I am building a C++ extension for use in Python. I am seeing this warning being generated during the compilation process - when a type:
python setup.py build_ext -i
What is causing it, and how do I fix it?
BTW, here is a copy of my setup file:
#!/usr/bin/env python """ setup.py file for SWIG example """ from distutils.core import setup, Extension example_module = Extension('_foolib', sources=['example_wrap.cxx', '../wrapper++/src/Foo.cpp' ], libraries=["foopp"] ) setup (name = 'foolib', version = '0.1', author = "Me, Myself and I", description = """Example""", ext_modules = [example_module], py_modules = ["example"], )
I am using gcc 4.4.3 on Ubuntu
I can answer part of the question, why you're getting the message.
Something in your build process is invoking gcc on a C++ source file with the option -Wstrict-prototypes
. For C and Objective-C, this causes the compiler to warn about old-style function declarations that don't declare the types of arguments.
For C++, this option doesn't make sense; such declarations aren't even allowed by the language (prototypes are mandatory).
(I don't know why the message mentions Ada; -Wstrict-prototypes
makes even less sense for Ada than for C++. It's not a huge deal, but I've submitted this bug report, marked as RESOLVED/FIXED as of 2015-12-06.)
The solution should be to remove the -Wstrict-prototypes
option from the invocation of gcc.
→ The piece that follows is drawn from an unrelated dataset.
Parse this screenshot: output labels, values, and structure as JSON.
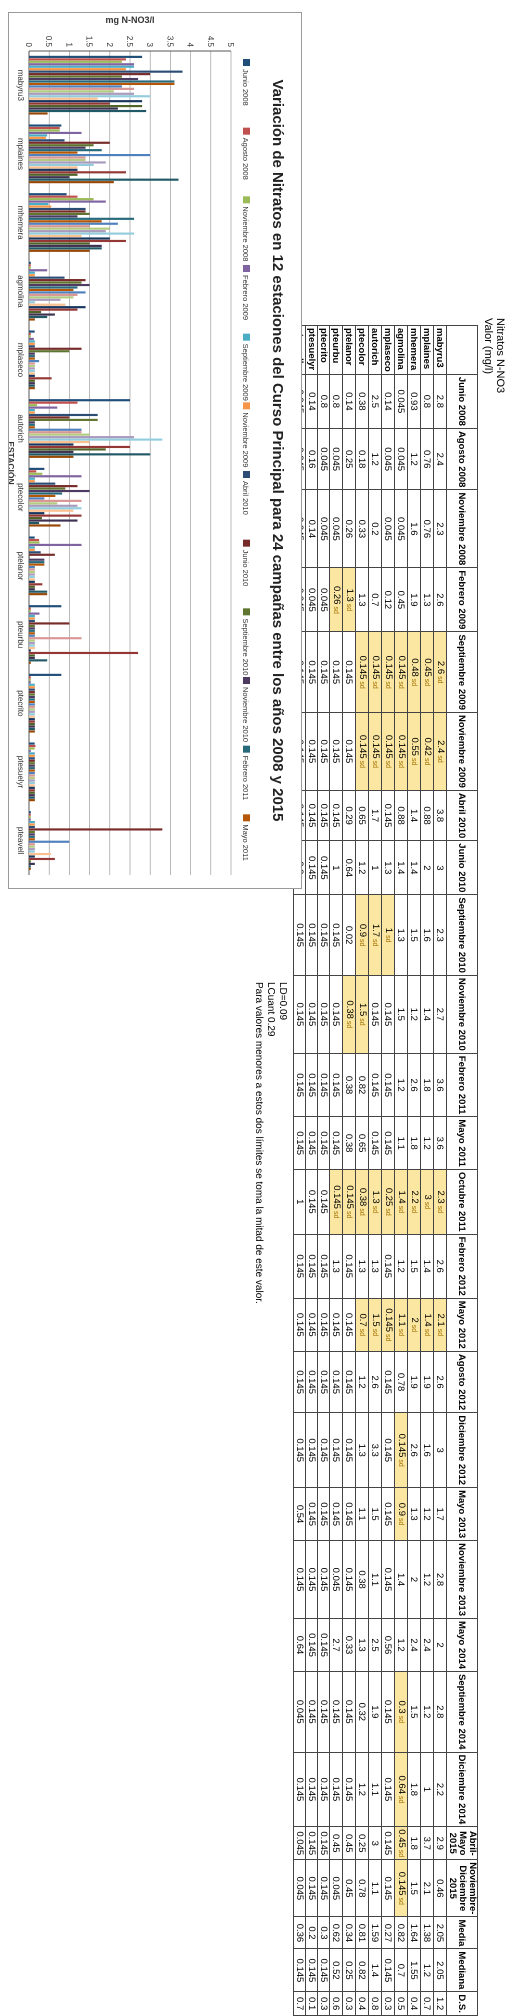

But since you're not invoking gcc directly, it's difficult to know how to do that.
I was able to reproduce the warning using your setup.py
, after manually creating a dummy example_wrap.cxx
file:
% python setup.py build_ext -i running build_ext building '_foolib' extension gcc -pthread -fno-strict-aliasing -DNDEBUG -g -fwrapv -O2 -Wall -Wstrict-prototypes -fPIC -I/usr/include/python2.7 -c example_wrap.cxx -o build/temp.linux-i686-2.7/example_wrap.o cc1plus: warning: command line option "-Wstrict-prototypes" is valid for Ada/C/ObjC but not for C++ ...
So it's probably a minor bug in Python's build_ext
.
But since it's only a warning, not a fatal error, I'd say you can safely ignore it. gcc warns about the meaningless option, but then it just ignores it.
EDIT:
Looking through the Python-2.7.2 sources, this section of configure.in
might be the culprit:
case $GCC in yes) if test "$CC" != 'g++' ; then STRICT_PROTO="-Wstrict-prototypes" fi
(I'm assuming that's invoked when using build_ext
.)
It turns on the -Wstrict-prototypes
option only if the compiler is not being invoked as g++
-- but in your case it's using the gcc
command to compile C++ source code. And in Lib/distutils/command/build_ext.py
, build_extension()
doesn't pay attention to the source file language when invoking self.compiler.compile()
, only when invoking self.compiler.link_shared_object()
. (Which seems odd; for compilers other than gcc, you wouldn't necessarily be able to use the same command to compile C and C++ -- and it makes more sense to use the g++
command anyway, even if you're not linking.)
UPDATE: A Python bug report was submitted: https://bugs.python.org/issue9031, and closed as a duplicate of this one: https://bugs.python.org/issue1222585, which is still open as I write this.
But as I said, it's only a warning and you can probably safely ignore it. Perhaps the Python maintainers can use the above information to fix the problem in a future release.